Comment donc pourrait-on déceler l'inconnu
Et mettre par des mots tout un esprit à nu ?
Comment donc pourrait-on, par le verbe futile,
Issu de la matière insignifiante et vile,
Percer adroitement le voile des esprits
Sans tomber dans l'erreur ou bien dans le mépris ?
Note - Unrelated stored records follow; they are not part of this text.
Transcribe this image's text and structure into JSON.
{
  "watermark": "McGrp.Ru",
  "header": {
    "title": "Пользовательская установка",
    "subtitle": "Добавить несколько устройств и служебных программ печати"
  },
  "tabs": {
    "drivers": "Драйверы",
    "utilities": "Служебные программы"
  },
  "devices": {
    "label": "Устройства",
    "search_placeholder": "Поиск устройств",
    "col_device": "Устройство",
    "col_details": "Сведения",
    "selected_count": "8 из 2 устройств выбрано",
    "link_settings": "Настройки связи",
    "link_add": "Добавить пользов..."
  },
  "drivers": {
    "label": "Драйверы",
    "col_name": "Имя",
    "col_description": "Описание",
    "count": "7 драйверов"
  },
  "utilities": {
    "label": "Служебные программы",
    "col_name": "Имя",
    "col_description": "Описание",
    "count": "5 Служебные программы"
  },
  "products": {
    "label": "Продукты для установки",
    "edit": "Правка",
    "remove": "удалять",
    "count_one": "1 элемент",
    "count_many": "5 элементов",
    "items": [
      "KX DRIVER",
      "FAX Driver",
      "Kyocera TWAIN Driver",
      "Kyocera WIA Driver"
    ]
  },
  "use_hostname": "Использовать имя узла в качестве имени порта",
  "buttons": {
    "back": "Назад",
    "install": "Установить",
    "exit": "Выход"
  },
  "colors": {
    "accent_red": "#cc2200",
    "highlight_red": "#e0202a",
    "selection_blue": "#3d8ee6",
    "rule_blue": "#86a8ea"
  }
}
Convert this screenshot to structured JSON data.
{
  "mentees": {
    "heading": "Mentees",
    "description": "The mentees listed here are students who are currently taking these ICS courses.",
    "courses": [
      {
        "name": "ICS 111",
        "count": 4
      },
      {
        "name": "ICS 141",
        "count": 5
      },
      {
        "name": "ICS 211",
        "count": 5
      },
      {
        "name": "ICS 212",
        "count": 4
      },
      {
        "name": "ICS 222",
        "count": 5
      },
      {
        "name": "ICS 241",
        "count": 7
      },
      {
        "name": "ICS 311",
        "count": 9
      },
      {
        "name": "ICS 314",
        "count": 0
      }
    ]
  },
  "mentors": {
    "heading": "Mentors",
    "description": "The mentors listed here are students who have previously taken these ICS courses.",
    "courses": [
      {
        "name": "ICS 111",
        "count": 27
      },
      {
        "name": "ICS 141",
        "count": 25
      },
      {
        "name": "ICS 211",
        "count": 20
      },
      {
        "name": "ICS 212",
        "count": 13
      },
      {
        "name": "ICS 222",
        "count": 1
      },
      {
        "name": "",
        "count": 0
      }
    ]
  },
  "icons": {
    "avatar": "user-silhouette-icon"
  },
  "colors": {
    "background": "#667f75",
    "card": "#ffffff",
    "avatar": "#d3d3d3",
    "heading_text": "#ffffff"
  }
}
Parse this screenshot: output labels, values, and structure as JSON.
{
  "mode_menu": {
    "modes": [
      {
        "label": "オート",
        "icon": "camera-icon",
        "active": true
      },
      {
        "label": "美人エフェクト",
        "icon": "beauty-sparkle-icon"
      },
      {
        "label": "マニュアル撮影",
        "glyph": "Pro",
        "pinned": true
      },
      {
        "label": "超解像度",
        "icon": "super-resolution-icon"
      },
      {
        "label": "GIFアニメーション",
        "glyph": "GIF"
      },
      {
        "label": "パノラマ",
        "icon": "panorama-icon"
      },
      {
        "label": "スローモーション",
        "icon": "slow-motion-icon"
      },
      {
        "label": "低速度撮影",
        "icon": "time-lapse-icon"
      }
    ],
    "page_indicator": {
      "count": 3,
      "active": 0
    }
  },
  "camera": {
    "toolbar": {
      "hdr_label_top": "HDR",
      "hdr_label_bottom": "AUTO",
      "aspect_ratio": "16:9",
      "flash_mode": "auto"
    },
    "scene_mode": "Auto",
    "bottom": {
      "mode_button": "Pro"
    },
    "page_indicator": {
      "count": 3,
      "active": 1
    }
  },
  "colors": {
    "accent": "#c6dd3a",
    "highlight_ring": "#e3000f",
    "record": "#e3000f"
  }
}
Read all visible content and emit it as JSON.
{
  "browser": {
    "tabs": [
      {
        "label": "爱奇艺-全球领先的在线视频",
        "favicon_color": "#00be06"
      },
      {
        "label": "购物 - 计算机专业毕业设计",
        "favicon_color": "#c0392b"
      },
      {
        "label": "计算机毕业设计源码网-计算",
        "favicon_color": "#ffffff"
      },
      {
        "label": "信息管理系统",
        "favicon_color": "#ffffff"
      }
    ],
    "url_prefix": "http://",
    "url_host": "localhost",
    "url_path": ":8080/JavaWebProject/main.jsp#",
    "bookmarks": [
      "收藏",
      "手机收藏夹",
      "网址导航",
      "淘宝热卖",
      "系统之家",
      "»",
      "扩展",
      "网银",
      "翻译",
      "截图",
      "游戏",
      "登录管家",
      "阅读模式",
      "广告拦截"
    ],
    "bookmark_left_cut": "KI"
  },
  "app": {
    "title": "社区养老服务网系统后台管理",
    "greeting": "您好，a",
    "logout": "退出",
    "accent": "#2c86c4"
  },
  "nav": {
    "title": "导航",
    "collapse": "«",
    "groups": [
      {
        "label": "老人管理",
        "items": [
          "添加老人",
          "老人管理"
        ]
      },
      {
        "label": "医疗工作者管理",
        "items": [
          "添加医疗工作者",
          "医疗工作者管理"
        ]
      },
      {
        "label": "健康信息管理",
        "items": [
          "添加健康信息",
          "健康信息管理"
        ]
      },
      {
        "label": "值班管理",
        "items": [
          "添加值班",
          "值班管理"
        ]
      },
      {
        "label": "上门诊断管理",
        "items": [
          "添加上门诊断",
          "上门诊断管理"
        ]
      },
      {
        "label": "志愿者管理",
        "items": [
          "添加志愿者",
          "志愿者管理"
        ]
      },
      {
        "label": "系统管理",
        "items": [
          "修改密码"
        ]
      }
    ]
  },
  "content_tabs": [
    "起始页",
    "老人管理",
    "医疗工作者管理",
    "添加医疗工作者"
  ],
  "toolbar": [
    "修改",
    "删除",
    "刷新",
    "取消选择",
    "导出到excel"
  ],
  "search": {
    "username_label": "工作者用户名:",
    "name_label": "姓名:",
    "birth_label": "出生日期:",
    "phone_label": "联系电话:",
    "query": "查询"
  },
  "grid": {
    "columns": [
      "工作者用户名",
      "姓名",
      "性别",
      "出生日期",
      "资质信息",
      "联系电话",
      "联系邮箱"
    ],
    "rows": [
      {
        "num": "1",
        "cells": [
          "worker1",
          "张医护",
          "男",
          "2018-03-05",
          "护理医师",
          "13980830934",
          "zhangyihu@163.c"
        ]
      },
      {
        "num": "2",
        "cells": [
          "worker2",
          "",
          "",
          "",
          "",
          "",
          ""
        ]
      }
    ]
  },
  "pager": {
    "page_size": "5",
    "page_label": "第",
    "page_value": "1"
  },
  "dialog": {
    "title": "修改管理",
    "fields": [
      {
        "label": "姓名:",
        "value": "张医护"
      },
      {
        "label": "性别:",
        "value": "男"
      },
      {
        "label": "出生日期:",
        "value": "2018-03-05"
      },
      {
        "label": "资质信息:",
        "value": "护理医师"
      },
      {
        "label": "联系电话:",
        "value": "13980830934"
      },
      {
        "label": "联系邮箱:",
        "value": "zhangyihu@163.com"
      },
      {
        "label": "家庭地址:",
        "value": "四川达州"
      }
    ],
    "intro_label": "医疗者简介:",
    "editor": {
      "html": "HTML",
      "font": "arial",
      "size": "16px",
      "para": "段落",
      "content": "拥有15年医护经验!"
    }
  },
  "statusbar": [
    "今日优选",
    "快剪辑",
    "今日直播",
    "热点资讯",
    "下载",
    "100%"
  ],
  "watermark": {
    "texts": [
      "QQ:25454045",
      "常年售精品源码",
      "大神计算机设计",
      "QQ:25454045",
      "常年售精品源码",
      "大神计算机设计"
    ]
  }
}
Que dire donc de moi ? qu'en saurais-je moi-même ?
Qui suis-je ? Un scélérat méritant l'anathème ?
Un homme vertueux aux mille qualités
Dardant de ses rayons les esprits hébétés ?
Suis-je bon ou mauvais ? médiocre ? magnanime ?
Vautré dans la fange ou mitoyen du sublime ?
Avare ? bas ? petit ? grand ? noble ? généreux ?
Un homme clairvoyant ou sot et malheureux ?
Qui pourrait y répondre avec ferme assurance,
Me disant vertueux ou gibier de potence ?
Je ne puis t'éclairer...et il me semble bien
Que cette question, au fond, ne sert à rien...
Je suis tout à la fois, puisque je suis un homme,
Ou du bien et du mal la formidable somme.
Cependant, comme toi, je tâche d'exprimer
Ce qui peut élever et non pas abîmer...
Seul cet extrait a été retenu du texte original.